А ещё он научился играть в «кочи», поначалу искренне удивляясь тому, что дети в Тифлисе деловито бросают в воздух эти причудливой формы бараньи косточки, покрытые лаком, выкрикивают непонятные слова «алчу-кочи!» или «тохан — бабои похан!», и находят в этом озорстве большое удовольствие. Михо сообщил ему, что право первого хода получает тот, у кого эта косточка встанет на ребро:

— Это называется «алчу», Нико. Я вот сейчас выброшу свой кочи вперёд, а ты должен в него попасть своим кочи. Если не попадёшь, тогда придёт моя очередь целиться. И если я попаду, то получу в приз твой кочи. Понял?

В некоторые забавы можно было играть вместе с девочками. В жмурки, ловитки, семь камешков или «кучур — на место». А в паузах между играми они мимоходом злили дворника Шамо, что ежедневно мёл всю Садовую от начала до конца, при этом напевая зычным голосом:

«Любил я очи голубые, теперь люблю я чёрные.

Те были милые такие, а эти непокорные…».

Он был небольшого роста, чернявый. Ежедневно, после работы, он надевал на себя странное приспособление, похожее на «козу» из набитой шерстью ковровой ткани, под названием «куртан», и шёл подрабатывать носильщиком. Говорили, что с помощью куртана, в лямки которого он вдевал свои большие руки, он мог в одиночку поднять пианино на третий этаж, перехлестнув груз ремнём.

Так вот, когда Шамо входил в маленькую будку, чтобы спрятать там свою метлу и огромный жестяной совок, озорники запирали его будку снаружи и дразнили его на тифлисском наречии из смеси русского, грузинского, армянского, курдского языков. До поры до времени муша Шамо терпел их наскоки, лишь устало улыбался детворе, но и его терпению пришел конец. Первым под его горячую и сильную руку попал Михо.

— А-ах шени, бемураз ты такой! — поймав того за шиворот, дворник затащил его в будку и усадил на табурет напротив себя. Михо с ужасом следил за его правой рукой, крепко сжимавшей рукоять метлы. Но Шамо прочел мальчугану краткую лекцию на тему «старший-младший», а в конце произнес фразу: «Сынок, — сказал он, — если не можешь сделать ничего хорошего, то и плохого не делай!». С этими словами муша Шамо выпустил его из будки, одарив на прощанье горстью конфет. Притихшие дети, ожидавшие суровой расправы над товарищем, были озадачены, когда он делился с ними сладостями и жизненной философией муши Шамо.

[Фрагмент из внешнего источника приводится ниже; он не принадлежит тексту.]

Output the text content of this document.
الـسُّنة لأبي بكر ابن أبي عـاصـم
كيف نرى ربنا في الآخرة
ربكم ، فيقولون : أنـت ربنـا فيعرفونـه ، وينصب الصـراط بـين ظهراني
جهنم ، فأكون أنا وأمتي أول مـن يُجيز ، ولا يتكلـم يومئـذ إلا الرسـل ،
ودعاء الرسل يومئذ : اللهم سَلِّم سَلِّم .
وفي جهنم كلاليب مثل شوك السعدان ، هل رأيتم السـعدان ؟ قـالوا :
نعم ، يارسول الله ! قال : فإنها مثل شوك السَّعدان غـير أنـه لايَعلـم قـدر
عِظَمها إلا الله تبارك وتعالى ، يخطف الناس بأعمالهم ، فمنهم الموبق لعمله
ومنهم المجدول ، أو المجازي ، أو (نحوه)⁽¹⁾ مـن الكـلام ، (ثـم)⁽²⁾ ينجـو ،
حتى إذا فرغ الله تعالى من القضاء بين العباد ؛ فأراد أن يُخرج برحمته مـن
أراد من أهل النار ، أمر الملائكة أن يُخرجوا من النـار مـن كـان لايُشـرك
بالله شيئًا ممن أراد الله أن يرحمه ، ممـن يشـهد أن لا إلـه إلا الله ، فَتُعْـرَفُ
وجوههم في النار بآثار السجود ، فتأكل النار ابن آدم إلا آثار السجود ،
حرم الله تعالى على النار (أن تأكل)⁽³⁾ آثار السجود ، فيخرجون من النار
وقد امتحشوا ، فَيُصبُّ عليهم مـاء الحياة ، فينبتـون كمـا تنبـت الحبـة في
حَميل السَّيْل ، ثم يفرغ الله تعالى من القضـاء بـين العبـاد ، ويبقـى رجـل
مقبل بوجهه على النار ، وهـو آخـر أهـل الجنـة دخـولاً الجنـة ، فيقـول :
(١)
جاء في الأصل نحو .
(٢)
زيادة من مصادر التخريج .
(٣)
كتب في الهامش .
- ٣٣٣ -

Но, поскольку Калантаровы держали детей, по мере возможности, в строгости, и, бывали дни, когда глаз с них не спускали, то предпочитали неуёмные сорванцы обитать в соседних дворах, что победнее, с лёгкостью находя там новых друзей для своих игр и шалостей. Во дворах этих была особая прелесть — длинные и широкие деревянные резные балконы-галереи изнутри опоясывали дом ярусами, нависшими над маленькой площадкой двора, и на эти ярусы с ажурными перилами открывались двери комнат, расположившихся здесь анфиладой. Лестницы же здесь были часто винтовые и пристраивались к зданию снаружи.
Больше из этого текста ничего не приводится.